Un’idea bellissima di sharing economy in campo sanitario

Oh amici ho pensato a una roba fighissima di sharing economy.

Potremmo chiamarla co-health, oppure co-salute, (e basta con questi anglicismi, che abbiamo la lingua più bella del mondo!).

Allora funziona così: immaginate che una persona stia male, diciamo che abbia la diarrea: deve andare dal dottore e pagarsi le cure.

Me pensa che figata sarebbe, invece, se tutte le persone del suo quartiere (prossimità!), prima che venga loro la diarrea (tanto viene a tutti prima o poi), facessero un crowdfunding per comprare una dotazione condivisa di imodium e un tagliando da dieci visite dal medico.

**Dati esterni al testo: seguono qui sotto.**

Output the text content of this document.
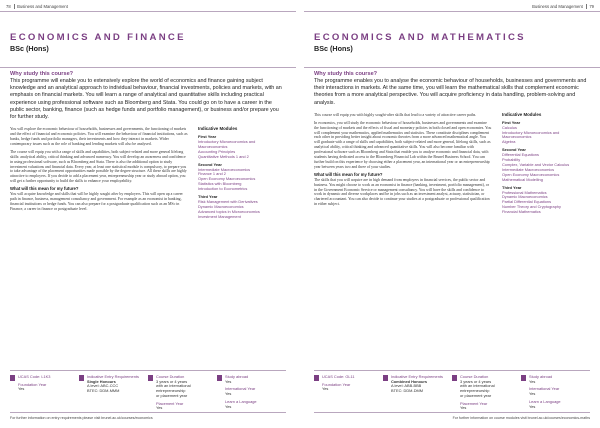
78 Business and Management
ECONOMICS AND FINANCE
BSc (Hons)
Why study this course?
This programme will enable you to extensively explore the world of economics and finance gaining subject knowledge and an analytical approach to individual behaviour, financial investments, policies and markets, with an emphasis on financial markets. You will learn a range of analytical and quantitative skills including practical experience using professional software such as Bloomberg and Stata. You could go on to have a career in the public sector, banking, finance (such as hedge funds and portfolio management), or business and/or prepare you for further study.

You will explore the economic behaviour of households, businesses and governments, the functioning of markets and the effect of financial and economic policies. You will examine the behaviour of financial institutions, such as banks, hedge funds and portfolio managers, their investments and how they interact in markets. Wider contemporary issues such as the role of banking and lending markets will also be analysed.

The course will equip you with a range of skills and capabilities, both subject-related and more general lifelong skills: analytical ability, critical thinking and advanced numeracy. You will develop an awareness and confidence in using professional software, such as Bloomberg and Stata. There is also the additional option to study investment valuations and financial data. Every year, at least one statistical module is compulsory, to prepare you to take advantage of the placement opportunities made possible by the degree structure. All these skills are highly attractive to employers. If you decide to add a placement year, entrepreneurship year or study abroad option, you will get a further opportunity to build the skills to enhance your employability.

What will this mean for my future?

You will acquire knowledge and skills that will be highly sought after by employers. This will open up a career path in finance, business, management consultancy and government. For example as an economist in banking, financial institutions or hedge funds. You can also prepare for a postgraduate qualification such as an MSc in Finance, a career in finance or postgraduate level.

Indicative Modules
First Year
Introductory Microeconomics and Macroeconomics
Accounting Principles
Quantitative Methods 1 and 2
Second Year
Intermediate Macroeconomics
Finance 1 and 2
Open Economy Macroeconomics
Statistics with Bloomberg
Introduction to Econometrics
Third Year
Risk Management with Derivatives
Dynamic Macroeconomics
Advanced topics in Microeconomics
Investment Management
UCAS Code: L1K3
Foundation Year
Yes
Indicative Entry Requirements
Single Honours
A level: ABC-CCC
BTEC: DDM-MMM
Course Duration
3 years or 4 years
with an international
entrepreneurship
or placement year
Placement Year
Yes
Study abroad
Yes
International Year
Yes
Learn a Language
Yes
For further information on entry requirements please visit brunel.ac.uk/courses/economics
Business and Management 79
ECONOMICS AND MATHEMATICS
BSc (Hons)
Why study this course?
The programme enables you to analyse the economic behaviour of households, businesses and governments and their interactions in markets. At the same time, you will learn the mathematical skills that complement economic theories from a more analytical perspective. You will acquire proficiency in data handling, problem-solving and analysis.

This course will equip you with highly sought-after skills that lead to a variety of attractive career paths.

In economics, you will study the economic behaviour of households, businesses and governments and examine the functioning of markets and the effects of fiscal and monetary policies in both closed and open economies. You will complement your mathematics, applied mathematics and statistics. These constitute disciplines complement each other in providing better insight about economic theories from a more advanced mathematical angle. You will graduate with a range of skills and capabilities, both subject-related and more general, lifelong skills, such as analytical ability, critical thinking and advanced quantitative skills. You will also become familiar with professional software such as Bloomberg and Stata that enable you to analyse economic and financial data, with students having dedicated access to the Bloomberg Financial Lab within the Brunel Business School. You can further build on this experience by choosing either a placement year, an international year or an entrepreneurship year between years two and three of your studies.

What will this mean for my future?

The skills that you will acquire are in high demand from employers in financial services, the public sector and business. You might choose to work as an economist in finance (banking, investment, portfolio management), or in the Government Economic Service or management consultancy. You will have the skills and confidence to work in dynamic and diverse workplaces and be in jobs such as an investment analyst, actuary, statistician, or chartered accountant. You can also decide to continue your studies at a postgraduate or professional qualification in either subject.

Indicative Modules
First Year
Calculus
Introductory Microeconomics and Macroeconomics
Algebra
Second Year
Differential Equations
Probability
Complex, Variable and Vector Calculus
Intermediate Macroeconomics
Open Economy Macroeconomics
Mathematical Modelling
Third Year
Professional Mathematics
Dynamic Macroeconomics
Partial Differential Equations
Number Theory and Cryptography
Financial Mathematics
UCAS Code: GL11
Foundation Year
Yes
Indicative Entry Requirements
Combined Honours
A level: ABB-BBB
BTEC: DDM-DMM
Course Duration
3 years or 4 years
with an international
entrepreneurship
or placement year
Placement Year
Yes
Study abroad
Yes
International Year
Yes
Learn a Language
Yes
For further information on course modules visit brunel.ac.uk/courses/economics-maths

La community così formata sarebbe più resiliente agli attacchi dei virus intestinali. Attraverso l’uso di piattaforme digitali, poi, la raccolta di fondi potrebbe diventare più diffusa e magari seguire schemi più pratici e funzionali: ad esempio, chi ha più soldi a disposizione potrebbe comprare più imodium e metterlo in condivisione con gli altri. L’accesso all’imodium in caso di necessità resterebbe garantito a tutti i membri della community, indipendentemente dal reddito.

Partirei dall’imodium, ma poi amplierei la raccolta a tutti i beni e i servizi nel campo della salute e del benessere. Presto gli utenti schizzeranno e ci espanderemo a livello nazionale. Tutti si potranno iscrivere con un semplice codice, magari direttamente il codice fiscale (l’identità facebook è più delicata da gestire).

Ma come hanno fatto a non pensarci prima? È un’idea scalabile e tocca i bisogni principali della gente: salute e benessere. E poi che bello affrontare il tema con un approccio sharing, dove ciascuno contribuisce e mette in comune una parte dei beni e servizi a cui può accedere, nella semplice consapevolezza che il suo contributo rafforza i legami della community, e che potrà contare sulla condivisione da parte degli altri membri. Bellissimo, nevvero?

Cosa? Esiste già tutto? E dove si scarica? Io non l’ho mai visto, forse c’è solo su Samsung?

E da quando? Seh certo, da quasi un secolo. E come facevano col crowdfunding?

Ah, giusto, si chiamano tasse.

E quindi vorresti dirmi che il più grande esperimento di sharing nel campo della salute è già stato fatto un secolo fa, e si chiama welfare state… ma sai che forse hai ragione?